After the jump is an excerpt from an account of a panel discussing this problem, which develops into a discussion of multiverses.  That solution is simply that if there are an infinite number of universes, we would have every possibility, including this unusual math fact, as well as the evolution of life, which they also get into.  (But that isn’t right, is it?   According to the mathematics of probability, random events continued on into infinity will not result in every possible action, much less result in a particular event.  Monkeys at typewriters will not eventually give us the works of Shakespeare, even in an infinite number of universes.)

Anyway, read the account.  Notice how the scientists say that the advantage of positing multiverses is that this avoids the necessity of agency!  They end by saying that all possible answers to the “anthropic principle” must be considered, but I don’t think they mean it.

From Calla Cofield, Cosmic Confusion: Talk of Multiverses and Big Errors in Astrophysics, Space.com:

“I would like to talk about a very serious embarrassment,” said Mario Livio, a proclaimed scientist and author, at a panel at the World Science Festival in New York City last month.

With three other prominent astrophysicists on the panel, Livio delved into one of the most confounding (and embarrassing) problems in modern astrophysics, which led to a discussion of whether or not our universe might be just one of an infinite number of multiverses— and whether a theory of the multiverse is good or bad for science.

The embarrassment Livio referred to is sometimes known as the vacuum catastrophe. Truly empty space, sucked dry of any air or particles, still has an inherent energy to it, according to observations, Livio said. But when scientists use theories of quantum mechanics to try and calculate this vacuum energy, their results differ from the measured results by about 120 orders of magnitude, or the number 1 followed by 120 zeros. [7 Surprising Things About the Universe]

“This is a large number even in astronomy,” Livio said. “Especially for a discrepancy.”

One of the panelists, Josh Frieman, drove home how alarming this error is.

“To make a math error that big you know you really have to work hard at it. It’s not easy,” said Frieman, who is a senior staff scientist at the Fermi National Accelerator Laboratory and the current director of the Dark Energy Survey.

Even by including certain adjustments, physicists have only been able to reduce the error to about 55 orders of magnitude, Livio said.

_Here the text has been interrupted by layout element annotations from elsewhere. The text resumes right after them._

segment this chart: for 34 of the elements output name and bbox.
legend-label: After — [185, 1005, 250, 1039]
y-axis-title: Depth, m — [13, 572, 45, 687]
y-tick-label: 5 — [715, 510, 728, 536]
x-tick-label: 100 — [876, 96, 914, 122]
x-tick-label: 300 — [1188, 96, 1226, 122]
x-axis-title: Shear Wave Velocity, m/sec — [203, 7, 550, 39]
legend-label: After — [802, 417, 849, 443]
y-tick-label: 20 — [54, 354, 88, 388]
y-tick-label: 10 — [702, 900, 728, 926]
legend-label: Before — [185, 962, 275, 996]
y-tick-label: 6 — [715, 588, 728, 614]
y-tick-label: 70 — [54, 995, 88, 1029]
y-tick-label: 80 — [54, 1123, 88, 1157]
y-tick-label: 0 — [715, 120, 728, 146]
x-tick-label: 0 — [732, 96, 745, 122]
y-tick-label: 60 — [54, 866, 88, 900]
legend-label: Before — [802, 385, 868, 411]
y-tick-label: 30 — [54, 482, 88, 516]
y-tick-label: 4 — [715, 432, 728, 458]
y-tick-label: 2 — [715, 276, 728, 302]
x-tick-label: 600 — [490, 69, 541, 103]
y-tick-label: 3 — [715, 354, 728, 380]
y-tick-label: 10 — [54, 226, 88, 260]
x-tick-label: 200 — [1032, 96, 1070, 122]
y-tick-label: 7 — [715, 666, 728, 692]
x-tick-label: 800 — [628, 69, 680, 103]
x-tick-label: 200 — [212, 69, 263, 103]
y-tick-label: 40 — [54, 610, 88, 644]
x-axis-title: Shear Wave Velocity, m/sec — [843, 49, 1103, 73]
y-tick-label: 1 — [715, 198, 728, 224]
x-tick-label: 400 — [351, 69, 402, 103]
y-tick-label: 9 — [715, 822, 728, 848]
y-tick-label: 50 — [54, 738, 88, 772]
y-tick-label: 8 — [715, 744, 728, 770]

Panelist Adam Riess, a professor of space studies at Johns Hopkins University and an astronomer at the Space Telescope Science Institute, added that if the calculated value of the vacuum energy were true, “then the acceleration would have been so strong it would have ripped apart galaxies, stars, planets, before anything formed,” Riess said. “So just our existence tells us that that calculation is grossly inaccurate.”

But where does such an astoundingly large error come from? So far, the panelists said, scientists are stumped.

“There are various possibilities,” Livio said. “One possibility is that we really don’t know how to calculate the energy of the vacuum at all. Or that maybe even the energy of the vacuum is not even something that you can calculate from first principles.”

“Then people have come up […] with the possibility that there actually is not just one universe, there is a multiverse. There is a huge ensemble of universes.”